The Italian “yes” follows that of other countries such as the U.K. and Denmark, which have already promised their support to NATO for the American surge that, so far, has been discovered through leaks to the press. Trump gave Mattis the authority to decide how and how many U.S. troops will go to swell the ranks of the 8,400 star-spangled soldiers are already operating in Afghanistan. According to Mattis, details will be clarified in mid-July.
In the meantime, the debate rages. Analysts wonder what the new American surge will accomplish in a country where the military mission has been fruitless. But the leading theoretician of the surge, retired General David Petraeus, has not only given his support to sending new soldiers but made clear in an interview some of the details of Mattis’s plan. For the surge in Iraq and Afghanistan, not only is the number of 3,000 or 5,000 soldiers “sustainable,” but the United States “should relax the remaining restrictions on the use of our air power to support our Afghan partners.”
In other words, not just more troops, but more bombs — and without restrictions that, at least in theory, require the Air Force to advise and agree with Kabul on its raid plans. However, the Afghan authorities have already experienced a surge in a way: For the last two years, the number of civilian casualties from the sky has increased.

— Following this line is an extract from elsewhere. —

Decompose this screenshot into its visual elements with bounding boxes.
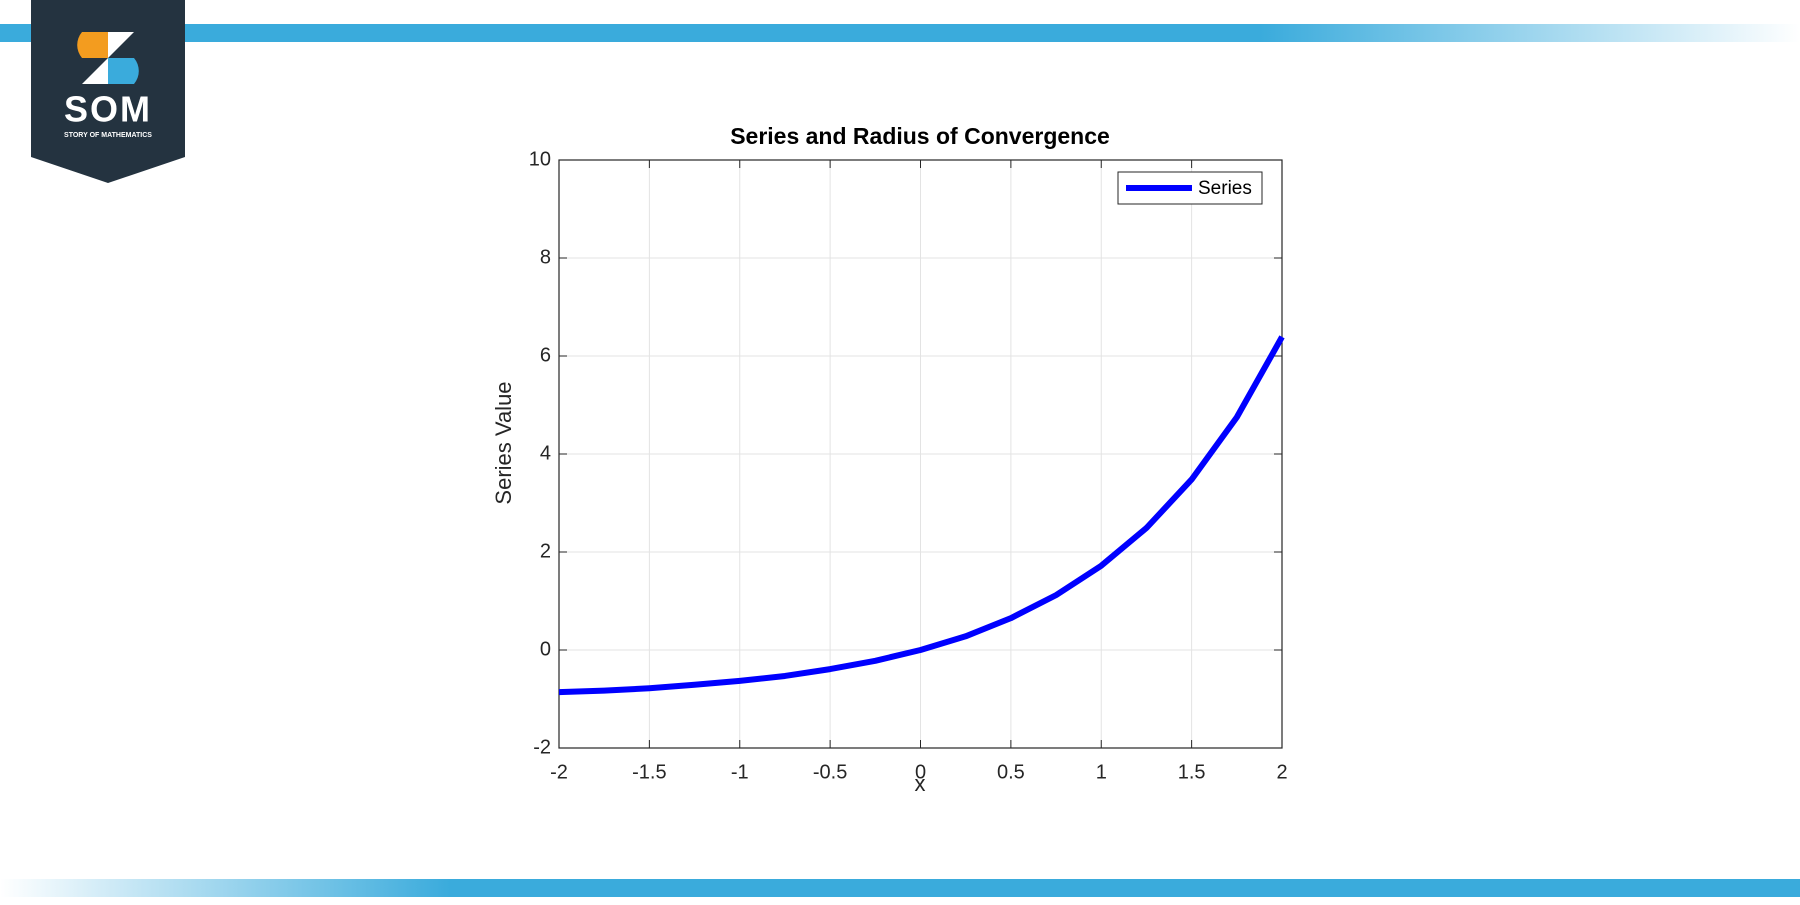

The Pentagon may finally get a free hand without having to await permission from Kabul or orders from the president for actions that normally require the approval of the White House.
If the U.S. military is no longer mandated to present its plans in Kabul, the military would become a superpower. It already gave a sign of its intentions in April with the deployment of the so-called “Mother of All Bombs,” which dropped 11 tons of explosives in the border area with Pakistan.